Denise Gough in New York, where she stars in *People, Places and Things* and will soon make her Broadway debut in *Angels in America*.

Gough told me that while she was certainly bullied, she had experienced little sexual harassment over the course of her career. She recalled a director approaching her at a bar on the opening night of a play when she was 24, leaning into her ear, and whispering, “That was such a sexy performance.” Since People, Places, and Things, and since Angels in America and the television and film gigs that have come courting, Gough, who described herself (not without a hint of sarcasm) as “super shiny and hot,” has received “the emails of contrition and all of that” from those who had tormented her early on in her career. The play has, undoubtedly, changed everything: Before she returns to Harper, her Angels in America character, Gough is also shooting a children’s film, The Kid Who Would be King, with Rebecca Ferguson and Patrick Stewart. Next year, she’ll appear alongside Keira Knightley in the biopic Colette.

For Gough, performing in People, Places, and Things is a feat of athleticism. A recent New York magazine review described the play as “merciless,” which only begins to do justice to its relentless drive. It’s an exercise in endurance. By its conclusion, when Gough emerges onto the stage to take a bow, she looks utterly drained and told me she feels equally spent, physically and emotionally—and yet, after an average weekend matinee, she will return just four hours later to do it all over again.

It’s required her to live monastically: She eats salads, drinks lots of water gets massages, meditates, sees a Reiki healer once a week; her dressing room is filled with boxes of tea and multiple variations on humidifiers; she sprays sage—“I don’t know if that works or not,” she admitted with a hint of an eye-roll. But all this is part of a strategy she described as “deeply un-method”—“It all happens on stage,” she said. “I feel like my body is the thing that’s being used, my ability to move a certain way.” Emma exists outside Gough; she refers to the character throughout our conversation in the third person, as “she,” and when she sees images shot during the performance, it’s “her.”

She felt the same way about Harper when she took up the role. “It’s Angels in America on Broadway,” she said, incredulous. “Every now and then, you’re allowed to do something that actually means something, and both of the things that I’m doing in New York mean something.”

Her Harper, the Valium-addicted Mormon housewife she will play alongside Lee Pace as her husband, Joe Pitt, in the Broadway production, is “f—ing furious”—that her husband is having an affair with another man, that she’s oppressed by her religion, that she is being lied to. “It’s not about her being homophobic,” Gough said. “She knows the truth. She’s just afraid of it.”

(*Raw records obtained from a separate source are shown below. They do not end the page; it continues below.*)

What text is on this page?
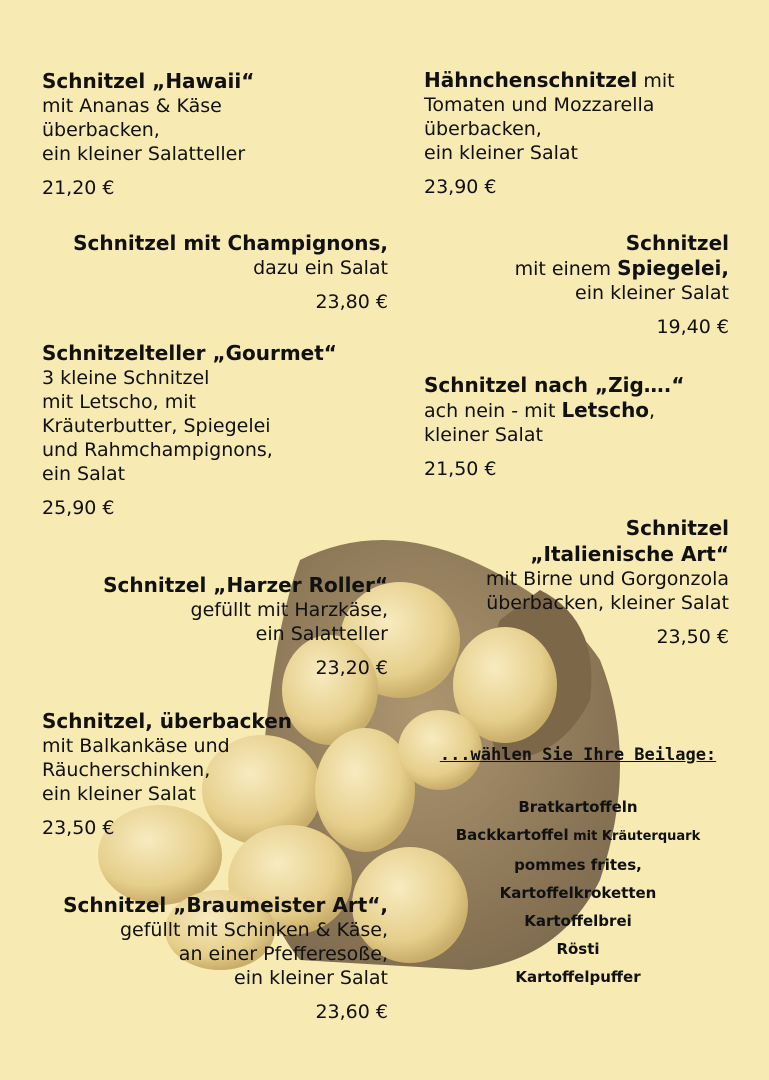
Schnitzel „Hawaii“
mit Ananas & Käse
überbacken,
ein kleiner Salatteller
21,20 €
Hähnchenschnitzel mit
Tomaten und Mozzarella
überbacken,
ein kleiner Salat
23,90 €
Schnitzel mit Champignons,
dazu ein Salat
23,80 €
Schnitzel
mit einem Spiegelei,
ein kleiner Salat
19,40 €
Schnitzelteller „Gourmet“
3 kleine Schnitzel
mit Letscho, mit
Kräuterbutter, Spiegelei
und Rahmchampignons,
ein Salat
25,90 €
Schnitzel nach „Zig….“
ach nein - mit Letscho,
kleiner Salat
21,50 €
Schnitzel
„Italienische Art“
mit Birne und Gorgonzola
überbacken, kleiner Salat
23,50 €
Schnitzel „Harzer Roller“
gefüllt mit Harzkäse,
ein Salatteller
23,20 €
Schnitzel, überbacken
mit Balkankäse und
Räucherschinken,
ein kleiner Salat
23,50 €
Schnitzel „Braumeister Art“,
gefüllt mit Schinken & Käse,
an einer Pfefferesoße,
ein kleiner Salat
23,60 €
...wählen Sie Ihre Beilage:
Bratkartoffeln
Backkartoffel mit Kräuterquark
pommes frites,
Kartoffelkroketten
Kartoffelbrei
Rösti
Kartoffelpuffer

In January, when she returns to New York to begin rehearsals for Angels’ February 23 previews, she plans to relocate from Dumbo to the Upper West Side. The Broadway Angels cast includes fellow alums of the National performance—Nathan Lane as Roy Cohn, James McArdle is Louis Ironson, and Garfield as Prior Walter, against whom she has some of the play’s most fantastical, and alternately hilarious and devastating scenes—who have become a tight-knit group Gough described simply as “the best.”

“On Angels, we don’t have any assholes,” she said. “Although I may become one. Broadway might be the thing that ruins me.”